The long fight to make Apple's iMessage compatible with all devices has raged with little to show for it. But Google (de facto leader of the charge) and other mobile operators are now leveraging the European Union's Digital Market Act (DMA), according to the Financial Times. The law, which goes into effect in 2024, requires that "gatekeepers" not favor their own systems or limit third parties from interoperating within them. Gatekeepers are any company that meets specific financial and usage qualifications, including Google's parent company Alphabet, Apple, Samsung and others.
Low quality SMS. There are lots of things Apple could do to improve the experience of texting people without iMessage, lots of things built into the SMS standard that they do t implement.
Edit: wow thought this was commonly known. Basically Apple hasn’t adopted industry standard SMS improvements. There’s a whole campaign to try to get them to. Here’s an article explaining https://www.android.com/get-the-message/
This is an advertising campaign to get Apple to adopt Google's proprietary version of RCS, which is not the SMS standard. It is, functionally, Google's own version of iMessage, running Google software on Google servers.

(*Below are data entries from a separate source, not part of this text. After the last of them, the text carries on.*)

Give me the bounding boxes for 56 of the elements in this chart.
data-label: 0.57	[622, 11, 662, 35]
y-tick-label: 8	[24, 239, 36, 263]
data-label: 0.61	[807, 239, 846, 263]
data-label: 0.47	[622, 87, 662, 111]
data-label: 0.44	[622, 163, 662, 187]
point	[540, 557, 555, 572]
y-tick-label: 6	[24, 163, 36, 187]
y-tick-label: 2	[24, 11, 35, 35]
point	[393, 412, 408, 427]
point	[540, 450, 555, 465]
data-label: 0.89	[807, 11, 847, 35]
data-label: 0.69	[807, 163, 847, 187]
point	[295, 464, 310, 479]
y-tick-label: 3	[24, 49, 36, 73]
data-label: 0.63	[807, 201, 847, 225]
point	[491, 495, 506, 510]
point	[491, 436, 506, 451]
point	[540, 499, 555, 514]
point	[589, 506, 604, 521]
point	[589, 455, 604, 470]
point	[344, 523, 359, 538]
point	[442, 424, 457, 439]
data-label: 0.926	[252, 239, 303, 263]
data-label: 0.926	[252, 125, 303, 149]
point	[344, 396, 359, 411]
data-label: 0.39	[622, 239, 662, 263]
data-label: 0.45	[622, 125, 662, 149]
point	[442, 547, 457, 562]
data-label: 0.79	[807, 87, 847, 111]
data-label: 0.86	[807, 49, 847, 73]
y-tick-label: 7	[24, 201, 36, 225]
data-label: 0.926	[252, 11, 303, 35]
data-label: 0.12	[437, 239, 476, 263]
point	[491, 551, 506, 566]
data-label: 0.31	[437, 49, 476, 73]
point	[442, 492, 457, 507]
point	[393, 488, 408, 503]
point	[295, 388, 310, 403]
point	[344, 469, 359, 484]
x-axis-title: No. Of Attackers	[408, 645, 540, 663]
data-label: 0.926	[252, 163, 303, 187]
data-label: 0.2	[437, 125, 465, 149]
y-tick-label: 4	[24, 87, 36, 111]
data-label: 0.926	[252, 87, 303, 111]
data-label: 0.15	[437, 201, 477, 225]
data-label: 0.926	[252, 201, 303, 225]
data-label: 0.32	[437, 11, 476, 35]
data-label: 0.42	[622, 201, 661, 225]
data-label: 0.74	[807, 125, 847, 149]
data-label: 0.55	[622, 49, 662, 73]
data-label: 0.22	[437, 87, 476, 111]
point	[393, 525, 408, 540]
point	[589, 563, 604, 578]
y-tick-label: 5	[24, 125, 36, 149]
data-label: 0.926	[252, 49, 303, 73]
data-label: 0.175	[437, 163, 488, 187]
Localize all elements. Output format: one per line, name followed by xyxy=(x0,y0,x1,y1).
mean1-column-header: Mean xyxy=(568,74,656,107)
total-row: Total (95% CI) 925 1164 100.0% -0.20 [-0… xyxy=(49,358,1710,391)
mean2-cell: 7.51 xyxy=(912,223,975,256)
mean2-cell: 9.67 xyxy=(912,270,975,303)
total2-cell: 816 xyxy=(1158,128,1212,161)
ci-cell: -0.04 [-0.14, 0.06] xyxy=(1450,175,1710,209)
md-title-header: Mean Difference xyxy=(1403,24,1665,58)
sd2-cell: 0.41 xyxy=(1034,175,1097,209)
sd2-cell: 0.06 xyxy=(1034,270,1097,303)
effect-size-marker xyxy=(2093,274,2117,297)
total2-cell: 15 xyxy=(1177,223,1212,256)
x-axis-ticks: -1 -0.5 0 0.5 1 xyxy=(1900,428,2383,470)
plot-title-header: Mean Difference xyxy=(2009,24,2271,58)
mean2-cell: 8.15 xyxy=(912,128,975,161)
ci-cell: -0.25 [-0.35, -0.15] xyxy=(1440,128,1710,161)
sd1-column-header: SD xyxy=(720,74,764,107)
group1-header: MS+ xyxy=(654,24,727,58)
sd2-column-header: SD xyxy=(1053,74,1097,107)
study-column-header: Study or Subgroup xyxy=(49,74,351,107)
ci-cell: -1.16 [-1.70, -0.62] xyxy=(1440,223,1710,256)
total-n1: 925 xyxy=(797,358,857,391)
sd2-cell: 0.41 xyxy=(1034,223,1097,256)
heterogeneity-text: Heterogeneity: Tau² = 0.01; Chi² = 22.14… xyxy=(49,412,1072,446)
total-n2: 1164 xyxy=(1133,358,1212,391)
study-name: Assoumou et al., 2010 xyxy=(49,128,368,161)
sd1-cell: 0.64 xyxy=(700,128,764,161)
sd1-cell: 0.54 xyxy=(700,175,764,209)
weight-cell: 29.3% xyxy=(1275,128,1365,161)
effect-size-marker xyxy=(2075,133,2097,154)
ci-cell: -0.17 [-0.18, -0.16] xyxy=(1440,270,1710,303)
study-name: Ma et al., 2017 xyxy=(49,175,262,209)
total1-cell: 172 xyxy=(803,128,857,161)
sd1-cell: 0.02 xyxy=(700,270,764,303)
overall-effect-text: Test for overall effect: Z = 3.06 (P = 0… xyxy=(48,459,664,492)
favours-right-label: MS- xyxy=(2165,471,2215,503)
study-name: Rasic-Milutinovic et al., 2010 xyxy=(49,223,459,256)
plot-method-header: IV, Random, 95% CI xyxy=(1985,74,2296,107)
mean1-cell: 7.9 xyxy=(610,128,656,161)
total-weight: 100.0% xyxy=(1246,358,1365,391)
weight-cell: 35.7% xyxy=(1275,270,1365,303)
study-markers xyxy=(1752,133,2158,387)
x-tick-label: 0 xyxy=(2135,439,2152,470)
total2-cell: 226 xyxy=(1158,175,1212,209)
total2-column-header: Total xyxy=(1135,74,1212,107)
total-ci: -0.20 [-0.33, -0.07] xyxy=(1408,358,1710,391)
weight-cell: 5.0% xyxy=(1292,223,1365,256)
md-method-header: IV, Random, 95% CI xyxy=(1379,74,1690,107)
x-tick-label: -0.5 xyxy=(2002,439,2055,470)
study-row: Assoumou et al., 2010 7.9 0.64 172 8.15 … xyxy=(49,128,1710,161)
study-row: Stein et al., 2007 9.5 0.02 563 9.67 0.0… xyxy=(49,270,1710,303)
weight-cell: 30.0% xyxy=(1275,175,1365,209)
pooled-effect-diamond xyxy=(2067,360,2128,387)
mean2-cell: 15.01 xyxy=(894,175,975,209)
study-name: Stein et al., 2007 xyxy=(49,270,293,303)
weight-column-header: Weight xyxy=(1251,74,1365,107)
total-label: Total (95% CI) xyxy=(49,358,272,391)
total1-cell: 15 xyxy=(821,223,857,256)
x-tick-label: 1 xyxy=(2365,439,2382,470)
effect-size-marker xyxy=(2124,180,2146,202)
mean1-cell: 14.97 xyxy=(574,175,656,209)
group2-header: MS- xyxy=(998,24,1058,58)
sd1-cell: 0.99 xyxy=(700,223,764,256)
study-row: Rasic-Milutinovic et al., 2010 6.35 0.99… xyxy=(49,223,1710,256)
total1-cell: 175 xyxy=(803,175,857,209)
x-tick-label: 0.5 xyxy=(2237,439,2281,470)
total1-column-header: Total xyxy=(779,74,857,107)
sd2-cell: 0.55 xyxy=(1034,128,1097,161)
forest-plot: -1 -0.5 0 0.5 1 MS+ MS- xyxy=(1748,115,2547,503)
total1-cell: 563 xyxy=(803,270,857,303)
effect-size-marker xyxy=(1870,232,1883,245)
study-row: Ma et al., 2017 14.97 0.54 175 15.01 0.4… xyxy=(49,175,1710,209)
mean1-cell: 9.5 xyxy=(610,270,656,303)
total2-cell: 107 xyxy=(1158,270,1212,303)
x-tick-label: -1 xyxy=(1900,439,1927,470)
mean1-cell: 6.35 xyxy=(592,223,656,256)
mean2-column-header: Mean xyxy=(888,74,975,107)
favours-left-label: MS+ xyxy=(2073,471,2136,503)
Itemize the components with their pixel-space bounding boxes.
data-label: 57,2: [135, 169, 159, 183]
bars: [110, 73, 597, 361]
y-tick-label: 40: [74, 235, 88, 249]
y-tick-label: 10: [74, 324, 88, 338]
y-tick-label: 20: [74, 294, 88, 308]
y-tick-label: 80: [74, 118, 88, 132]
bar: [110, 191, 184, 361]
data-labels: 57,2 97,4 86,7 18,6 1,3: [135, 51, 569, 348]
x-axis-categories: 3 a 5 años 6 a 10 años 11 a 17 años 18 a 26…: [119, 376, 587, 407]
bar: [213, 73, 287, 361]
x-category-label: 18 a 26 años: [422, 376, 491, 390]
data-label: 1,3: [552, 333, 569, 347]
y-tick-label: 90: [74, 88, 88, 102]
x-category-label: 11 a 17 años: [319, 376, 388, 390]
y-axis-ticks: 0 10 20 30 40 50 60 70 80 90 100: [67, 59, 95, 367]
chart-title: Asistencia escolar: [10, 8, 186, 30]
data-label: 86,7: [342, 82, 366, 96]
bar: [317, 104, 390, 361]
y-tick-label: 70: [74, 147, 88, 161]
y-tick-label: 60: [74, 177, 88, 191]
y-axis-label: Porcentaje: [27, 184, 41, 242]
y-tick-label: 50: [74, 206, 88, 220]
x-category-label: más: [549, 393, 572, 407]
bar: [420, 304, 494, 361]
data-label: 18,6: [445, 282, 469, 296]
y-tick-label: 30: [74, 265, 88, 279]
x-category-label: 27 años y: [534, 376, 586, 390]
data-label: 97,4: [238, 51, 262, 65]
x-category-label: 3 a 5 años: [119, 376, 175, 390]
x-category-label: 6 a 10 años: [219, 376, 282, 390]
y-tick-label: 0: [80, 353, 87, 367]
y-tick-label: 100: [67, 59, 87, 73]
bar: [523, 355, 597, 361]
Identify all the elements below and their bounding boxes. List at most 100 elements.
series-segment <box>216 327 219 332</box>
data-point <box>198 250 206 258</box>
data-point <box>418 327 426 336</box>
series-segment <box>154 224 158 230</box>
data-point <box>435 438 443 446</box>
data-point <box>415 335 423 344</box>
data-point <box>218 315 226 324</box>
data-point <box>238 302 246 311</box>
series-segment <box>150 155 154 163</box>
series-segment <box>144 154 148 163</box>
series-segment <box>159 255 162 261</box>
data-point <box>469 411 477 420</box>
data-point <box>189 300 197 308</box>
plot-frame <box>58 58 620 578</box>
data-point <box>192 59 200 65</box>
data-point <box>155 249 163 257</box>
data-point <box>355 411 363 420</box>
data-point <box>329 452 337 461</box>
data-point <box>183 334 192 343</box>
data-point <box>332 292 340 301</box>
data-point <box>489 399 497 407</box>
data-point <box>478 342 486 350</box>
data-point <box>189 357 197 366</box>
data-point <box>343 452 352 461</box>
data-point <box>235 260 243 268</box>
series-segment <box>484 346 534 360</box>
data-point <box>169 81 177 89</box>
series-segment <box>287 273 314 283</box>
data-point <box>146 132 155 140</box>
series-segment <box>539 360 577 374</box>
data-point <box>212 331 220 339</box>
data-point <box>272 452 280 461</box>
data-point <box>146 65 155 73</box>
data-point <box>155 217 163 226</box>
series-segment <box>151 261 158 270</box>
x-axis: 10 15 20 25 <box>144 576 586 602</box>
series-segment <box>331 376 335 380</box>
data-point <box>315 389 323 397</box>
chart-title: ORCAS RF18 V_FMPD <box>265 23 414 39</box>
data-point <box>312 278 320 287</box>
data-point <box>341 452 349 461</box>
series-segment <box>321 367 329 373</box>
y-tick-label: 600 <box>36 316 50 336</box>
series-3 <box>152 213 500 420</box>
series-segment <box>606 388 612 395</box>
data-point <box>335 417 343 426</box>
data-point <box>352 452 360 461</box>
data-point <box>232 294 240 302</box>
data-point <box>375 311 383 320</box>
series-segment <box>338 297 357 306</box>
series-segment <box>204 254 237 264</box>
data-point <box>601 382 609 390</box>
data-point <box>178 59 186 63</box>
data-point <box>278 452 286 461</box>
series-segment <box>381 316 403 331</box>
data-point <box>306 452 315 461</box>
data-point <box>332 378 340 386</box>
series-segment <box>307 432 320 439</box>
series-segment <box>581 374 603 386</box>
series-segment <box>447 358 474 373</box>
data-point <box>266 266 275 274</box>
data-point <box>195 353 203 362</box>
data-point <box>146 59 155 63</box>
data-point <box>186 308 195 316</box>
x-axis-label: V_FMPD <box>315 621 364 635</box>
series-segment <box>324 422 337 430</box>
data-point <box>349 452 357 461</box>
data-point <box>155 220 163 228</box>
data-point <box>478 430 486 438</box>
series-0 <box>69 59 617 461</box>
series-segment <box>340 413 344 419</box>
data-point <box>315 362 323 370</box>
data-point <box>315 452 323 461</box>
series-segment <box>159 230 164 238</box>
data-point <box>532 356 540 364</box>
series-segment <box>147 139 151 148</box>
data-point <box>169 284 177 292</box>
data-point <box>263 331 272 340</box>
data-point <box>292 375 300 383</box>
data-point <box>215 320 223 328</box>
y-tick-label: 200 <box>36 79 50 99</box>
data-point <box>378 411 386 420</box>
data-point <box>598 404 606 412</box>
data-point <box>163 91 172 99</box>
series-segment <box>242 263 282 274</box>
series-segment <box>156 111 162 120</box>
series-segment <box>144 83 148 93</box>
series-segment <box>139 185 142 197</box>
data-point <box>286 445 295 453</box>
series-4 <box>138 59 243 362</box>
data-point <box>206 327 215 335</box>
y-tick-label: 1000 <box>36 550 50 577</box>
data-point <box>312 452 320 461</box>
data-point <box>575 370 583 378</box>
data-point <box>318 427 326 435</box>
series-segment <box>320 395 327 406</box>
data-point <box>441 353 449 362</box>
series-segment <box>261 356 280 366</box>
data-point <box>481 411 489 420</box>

This is just false, it’s sent over carrier networks and the carriers decide whose infrastructure to use. Google is one of several options. RCS is an open standard and it is the industry standard for SMS. It’s literally why every other non iphone can send high quality pictures to each other. Apple not adopting it is anti competitive.
The carriers never bothered to implement RCS; they just outsourced the whole thing to Google.
That nobody uses.
It's meant as a replacement for SMS. It's not just some new version of SMS that Apple hasn't upgraded to, which is what you were basically saying earlier.
It's a messaging service used exclusively by Android phones. iPhones all support iMessage; Androids (mostly) all support RCS. All of those iMessages go over Apple's servers; all of those RCS messages go over Google's servers.
For what it's worth, iPhones have supported sending full-quality pictures to everyone over a legitimately open protocol since launch day. It's called email.
Google's attempts to legally force Apple to adopt its proprietary platform is transparently anticompetitive.